How long did you have to endure that state?
Some months. Until the ninthnite of the last week of fourth-month, specifically. I woke during curfew to a faint sound of breaking glass. My sisters were all dorming: only Seer Rhee was in the dome at such an hour. Time passed. Curiosity defeated my fear, finally, and I opened the dormroom door. Across the dome, our seer’s office was open. Rhee lay in lamplite, face flat against the floor, his chair upended. I crossed the dinery.
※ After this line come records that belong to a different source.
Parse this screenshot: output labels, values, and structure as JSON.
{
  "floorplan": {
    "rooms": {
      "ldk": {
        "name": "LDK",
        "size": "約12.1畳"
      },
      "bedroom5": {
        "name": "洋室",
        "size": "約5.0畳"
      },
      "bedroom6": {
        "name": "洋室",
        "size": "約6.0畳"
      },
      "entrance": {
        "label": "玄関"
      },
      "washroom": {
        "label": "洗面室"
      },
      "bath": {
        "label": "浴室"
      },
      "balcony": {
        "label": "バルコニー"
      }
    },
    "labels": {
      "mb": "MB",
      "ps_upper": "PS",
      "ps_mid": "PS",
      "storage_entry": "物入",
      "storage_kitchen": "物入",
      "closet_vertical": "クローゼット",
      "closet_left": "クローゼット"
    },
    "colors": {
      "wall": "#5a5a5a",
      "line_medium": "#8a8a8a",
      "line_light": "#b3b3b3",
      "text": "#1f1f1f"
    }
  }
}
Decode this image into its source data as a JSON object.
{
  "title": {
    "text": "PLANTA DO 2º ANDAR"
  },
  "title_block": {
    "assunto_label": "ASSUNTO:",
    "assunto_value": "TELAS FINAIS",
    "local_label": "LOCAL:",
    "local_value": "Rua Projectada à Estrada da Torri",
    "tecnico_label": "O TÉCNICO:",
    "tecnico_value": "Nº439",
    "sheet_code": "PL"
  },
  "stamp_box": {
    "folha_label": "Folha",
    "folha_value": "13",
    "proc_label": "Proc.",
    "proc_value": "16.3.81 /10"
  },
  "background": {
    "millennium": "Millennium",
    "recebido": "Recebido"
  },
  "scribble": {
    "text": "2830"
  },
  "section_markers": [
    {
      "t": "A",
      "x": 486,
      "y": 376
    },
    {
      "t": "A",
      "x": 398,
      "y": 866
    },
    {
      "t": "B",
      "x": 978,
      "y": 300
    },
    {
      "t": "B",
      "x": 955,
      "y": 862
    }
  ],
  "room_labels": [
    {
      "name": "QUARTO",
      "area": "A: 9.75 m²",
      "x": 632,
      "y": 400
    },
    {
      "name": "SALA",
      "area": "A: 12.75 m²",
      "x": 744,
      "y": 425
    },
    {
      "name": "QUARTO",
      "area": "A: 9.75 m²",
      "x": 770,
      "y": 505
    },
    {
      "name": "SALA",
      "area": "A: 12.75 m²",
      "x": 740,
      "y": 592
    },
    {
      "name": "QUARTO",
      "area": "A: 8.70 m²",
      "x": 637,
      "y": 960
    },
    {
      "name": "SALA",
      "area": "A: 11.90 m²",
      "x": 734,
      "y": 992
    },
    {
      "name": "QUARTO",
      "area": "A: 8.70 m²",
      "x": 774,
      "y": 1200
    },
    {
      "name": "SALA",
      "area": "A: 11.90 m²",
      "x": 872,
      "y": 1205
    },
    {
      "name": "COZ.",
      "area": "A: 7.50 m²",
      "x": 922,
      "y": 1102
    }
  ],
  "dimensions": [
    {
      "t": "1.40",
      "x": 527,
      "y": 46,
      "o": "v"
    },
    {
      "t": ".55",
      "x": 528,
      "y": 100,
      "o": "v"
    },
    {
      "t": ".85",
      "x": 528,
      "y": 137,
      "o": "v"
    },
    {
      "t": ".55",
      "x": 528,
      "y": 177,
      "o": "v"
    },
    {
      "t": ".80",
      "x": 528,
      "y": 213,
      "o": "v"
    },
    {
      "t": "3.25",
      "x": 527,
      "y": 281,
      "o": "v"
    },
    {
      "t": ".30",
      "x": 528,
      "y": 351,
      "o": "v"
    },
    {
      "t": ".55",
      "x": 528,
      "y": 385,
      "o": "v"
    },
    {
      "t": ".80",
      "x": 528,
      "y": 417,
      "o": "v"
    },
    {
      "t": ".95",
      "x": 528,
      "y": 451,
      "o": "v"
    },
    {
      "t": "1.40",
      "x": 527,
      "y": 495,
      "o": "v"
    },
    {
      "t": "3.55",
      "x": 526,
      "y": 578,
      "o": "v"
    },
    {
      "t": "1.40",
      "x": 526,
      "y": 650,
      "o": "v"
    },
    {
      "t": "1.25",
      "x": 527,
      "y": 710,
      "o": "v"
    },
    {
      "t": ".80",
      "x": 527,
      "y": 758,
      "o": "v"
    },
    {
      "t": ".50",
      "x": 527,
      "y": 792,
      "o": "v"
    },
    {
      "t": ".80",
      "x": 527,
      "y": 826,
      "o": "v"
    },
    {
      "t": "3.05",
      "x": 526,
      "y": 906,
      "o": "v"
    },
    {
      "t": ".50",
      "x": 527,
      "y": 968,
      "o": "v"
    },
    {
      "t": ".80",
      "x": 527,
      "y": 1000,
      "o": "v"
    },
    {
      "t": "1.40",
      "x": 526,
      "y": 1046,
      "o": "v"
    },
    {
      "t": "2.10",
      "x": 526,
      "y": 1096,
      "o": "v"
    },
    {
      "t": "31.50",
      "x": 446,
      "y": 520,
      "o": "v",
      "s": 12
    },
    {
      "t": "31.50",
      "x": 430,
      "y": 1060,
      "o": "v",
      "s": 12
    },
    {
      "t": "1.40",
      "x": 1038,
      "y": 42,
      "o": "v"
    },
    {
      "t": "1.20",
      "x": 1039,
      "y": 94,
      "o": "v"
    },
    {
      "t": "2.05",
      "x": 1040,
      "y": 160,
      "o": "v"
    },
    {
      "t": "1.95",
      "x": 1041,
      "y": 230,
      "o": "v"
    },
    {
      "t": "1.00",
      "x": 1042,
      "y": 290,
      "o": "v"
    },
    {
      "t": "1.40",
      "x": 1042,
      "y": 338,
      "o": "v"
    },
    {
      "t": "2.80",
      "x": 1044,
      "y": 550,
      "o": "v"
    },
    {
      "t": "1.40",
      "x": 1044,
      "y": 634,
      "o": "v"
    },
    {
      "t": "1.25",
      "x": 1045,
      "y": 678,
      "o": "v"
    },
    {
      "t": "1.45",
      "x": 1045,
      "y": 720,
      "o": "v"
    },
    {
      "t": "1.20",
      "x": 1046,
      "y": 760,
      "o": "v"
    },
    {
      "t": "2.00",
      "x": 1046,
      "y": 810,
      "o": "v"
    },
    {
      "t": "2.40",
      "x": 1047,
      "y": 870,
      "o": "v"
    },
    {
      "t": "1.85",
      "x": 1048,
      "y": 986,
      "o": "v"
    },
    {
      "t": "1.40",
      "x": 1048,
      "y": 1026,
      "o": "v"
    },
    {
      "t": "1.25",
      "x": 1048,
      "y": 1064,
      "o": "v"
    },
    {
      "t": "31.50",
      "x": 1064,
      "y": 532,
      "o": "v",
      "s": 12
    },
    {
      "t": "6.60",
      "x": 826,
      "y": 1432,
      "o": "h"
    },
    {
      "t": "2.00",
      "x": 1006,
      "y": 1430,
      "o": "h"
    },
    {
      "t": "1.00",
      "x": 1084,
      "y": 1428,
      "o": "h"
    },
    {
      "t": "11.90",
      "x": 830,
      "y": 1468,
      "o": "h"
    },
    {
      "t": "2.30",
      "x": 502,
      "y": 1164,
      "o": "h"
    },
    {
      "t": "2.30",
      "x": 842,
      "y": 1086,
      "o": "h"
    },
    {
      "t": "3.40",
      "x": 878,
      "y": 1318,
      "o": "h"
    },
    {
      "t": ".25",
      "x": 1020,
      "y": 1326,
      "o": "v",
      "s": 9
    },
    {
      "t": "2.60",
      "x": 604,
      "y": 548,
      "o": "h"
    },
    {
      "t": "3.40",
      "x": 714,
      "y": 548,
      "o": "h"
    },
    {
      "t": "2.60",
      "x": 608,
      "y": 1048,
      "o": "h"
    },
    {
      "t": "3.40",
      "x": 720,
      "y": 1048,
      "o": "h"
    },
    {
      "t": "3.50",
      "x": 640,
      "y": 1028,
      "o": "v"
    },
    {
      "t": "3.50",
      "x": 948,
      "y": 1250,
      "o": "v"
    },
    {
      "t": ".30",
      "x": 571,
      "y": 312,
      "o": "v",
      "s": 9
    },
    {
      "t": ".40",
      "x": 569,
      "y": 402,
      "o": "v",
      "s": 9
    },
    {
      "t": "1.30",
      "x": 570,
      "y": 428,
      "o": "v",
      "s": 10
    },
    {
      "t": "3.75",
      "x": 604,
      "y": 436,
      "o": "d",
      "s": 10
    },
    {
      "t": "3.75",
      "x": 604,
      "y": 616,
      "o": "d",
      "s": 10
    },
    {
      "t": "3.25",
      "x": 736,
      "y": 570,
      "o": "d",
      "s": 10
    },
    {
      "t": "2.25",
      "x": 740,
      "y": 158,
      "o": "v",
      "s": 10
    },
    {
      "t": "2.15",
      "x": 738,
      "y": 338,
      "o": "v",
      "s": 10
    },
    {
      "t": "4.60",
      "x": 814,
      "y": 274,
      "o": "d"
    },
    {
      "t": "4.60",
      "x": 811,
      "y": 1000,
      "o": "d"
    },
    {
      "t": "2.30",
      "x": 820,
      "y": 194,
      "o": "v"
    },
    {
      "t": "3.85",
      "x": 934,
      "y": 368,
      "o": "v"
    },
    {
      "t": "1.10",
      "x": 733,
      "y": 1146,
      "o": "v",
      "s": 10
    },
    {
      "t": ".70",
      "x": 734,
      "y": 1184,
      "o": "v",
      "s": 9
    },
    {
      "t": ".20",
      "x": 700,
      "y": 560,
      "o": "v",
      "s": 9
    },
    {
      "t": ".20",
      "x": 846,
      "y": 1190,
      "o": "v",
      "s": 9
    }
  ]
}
Blood leaked from his eyes and nostrils, and a used Soapsac was crumpled on the desk. Seer did not have the color of the living.
Rhee was dead? An overdose?
Whatever the official verdict, the office stunk of Soap soporifix. A server usually imbibes three milligrams: Rhee appeared to have taken a quarter-liter sac, so suicide seems a reasonable conclusion. I faced a grand quandary. If I sonyd for a medic, perhaps I could save my seer’s life, but how to xplain my intervention? Healthy fabricants, as you know, never wake during curfew. Bleak as the life of an ascending fabricant was, the prospect of reorientation was bleaker.
You said you envied your unthinking, untroubled sisters.
That is not quite the same as wishing to be one. I returned to my cot.